" Tidak, man, tidak. Kau mengabdi
pada tanah ini, tanah yang memberimu nasi dan air. Tapi para raja dan para
pangeran dan para bupati sudah jual tanah keramat ini pada Belanda....._
Kalau para raja, pangeran, dan bupati
sudah dikalahkan, baru kau bisa berhadapan dengan Belanda. Entah berapa turunan
lagi. Tapi kerja itu mesti dimulai."
(Pramoedya dalam Gadis Pantai, Hal 121)
Dan seorang
sahaya' (budak dari para priyayi kala itu) yang dipanggil 'Mak' oleh Gadis
Pantai, seorang perempuan tua sudah memulainya dengan berani melawan para Gus -
gus keluarga Tuannya dengan membeberkan sebuah kebenaran. Seorang sahaya yang
kala itu melihat hidupnya sebagai sehina - hinanya mahluk. Sebuah takdir
katanya terlahir sebagai seorang sahaya. Dan sahaya tetaplah sahaya. Hidup
baginya hanyalah untuk mengabdi pada tuannya. Tak ada yang dia inginkan, dia
lahir untuk tak mengimpikan apapun.
Tapi si ‘Mak’
sudah memulainya, sahaya itu dengan berani melawan tuannya, meskipun hanya
dengan kata. Baginya, itu adalah awal dari sebuah kerja. Kerja melawan
ketidakadilan. Kerja berontak pada kekuasaan. Agar anak cucu tak ikut ditindas
dan dijajah oleh manusia – manusia suci yang sembunyi dibalik kuasa dan
kesucian. Mereka harus dilawan, meski dengan sebaris kata – kata.
Gadis Pantai
menerima wejangan itu pada usai moment yang klimaks. Tapi tentu saja dia tak
punya mengerti. Apa yang didapatkan dari sebaris kata – kata? Apa yang
didapatkan dari sebuah keberanian melawan? Yang justru dia rasakan hanyalah
penderitaan harus berpisah dari orang – orang yang disayanginya.

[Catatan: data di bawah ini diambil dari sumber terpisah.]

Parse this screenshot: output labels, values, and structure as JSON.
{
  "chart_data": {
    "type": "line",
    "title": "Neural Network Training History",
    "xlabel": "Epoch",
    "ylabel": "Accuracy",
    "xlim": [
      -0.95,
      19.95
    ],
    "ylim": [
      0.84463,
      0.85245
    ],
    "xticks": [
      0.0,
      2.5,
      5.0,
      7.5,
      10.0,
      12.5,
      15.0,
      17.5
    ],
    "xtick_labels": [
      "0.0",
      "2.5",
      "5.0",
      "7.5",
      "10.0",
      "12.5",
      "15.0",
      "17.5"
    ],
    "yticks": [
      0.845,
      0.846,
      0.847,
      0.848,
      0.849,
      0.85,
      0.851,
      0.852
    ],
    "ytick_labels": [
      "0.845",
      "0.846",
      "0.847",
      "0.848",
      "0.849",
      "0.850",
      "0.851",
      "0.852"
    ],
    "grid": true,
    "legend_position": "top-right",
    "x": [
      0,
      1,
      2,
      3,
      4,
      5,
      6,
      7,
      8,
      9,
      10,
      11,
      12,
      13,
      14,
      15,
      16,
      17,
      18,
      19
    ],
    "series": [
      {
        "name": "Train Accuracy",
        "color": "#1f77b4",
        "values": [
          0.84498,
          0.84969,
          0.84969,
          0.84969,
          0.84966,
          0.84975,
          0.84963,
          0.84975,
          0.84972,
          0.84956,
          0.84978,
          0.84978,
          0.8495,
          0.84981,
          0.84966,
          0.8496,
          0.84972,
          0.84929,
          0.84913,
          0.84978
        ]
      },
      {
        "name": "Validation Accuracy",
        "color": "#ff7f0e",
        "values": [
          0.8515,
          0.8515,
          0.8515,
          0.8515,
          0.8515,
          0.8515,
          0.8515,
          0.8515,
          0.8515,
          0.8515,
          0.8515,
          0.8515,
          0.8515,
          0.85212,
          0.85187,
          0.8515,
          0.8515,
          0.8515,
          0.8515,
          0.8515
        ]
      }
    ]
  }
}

Yahh...perasaan ‘sayang’, cinta kasih, yang tak akan dia dapatkan diantara
tembok – tembok besar rumah kaum priyayi, yang tak akan dia dapatkan dari harta
benda duniawi, yang tak akan dia dapatkan dari teks-teks suci dan sembahyang
sehari – hari. Baginya, berkumpul dengan bapak dan emak di kampung dan deburan
ombak kampung nelayan adalah kebahagiaan tampa batas. Dan itu tidak dia
dapatkan dalam tembok – tembok besar kaum priyayi.
Berbeda si
Emak, lain pula si Bapak. Bapak si Gadis Pantai yang nelayan, tak tahu apa –
apa selain melaut. Bapak si Gadis Pantai yang menikahkan anaknya dengan Tuan
Besar Bendoro, yang kemudian harus menjadi sahaya bagi anaknya sendiri.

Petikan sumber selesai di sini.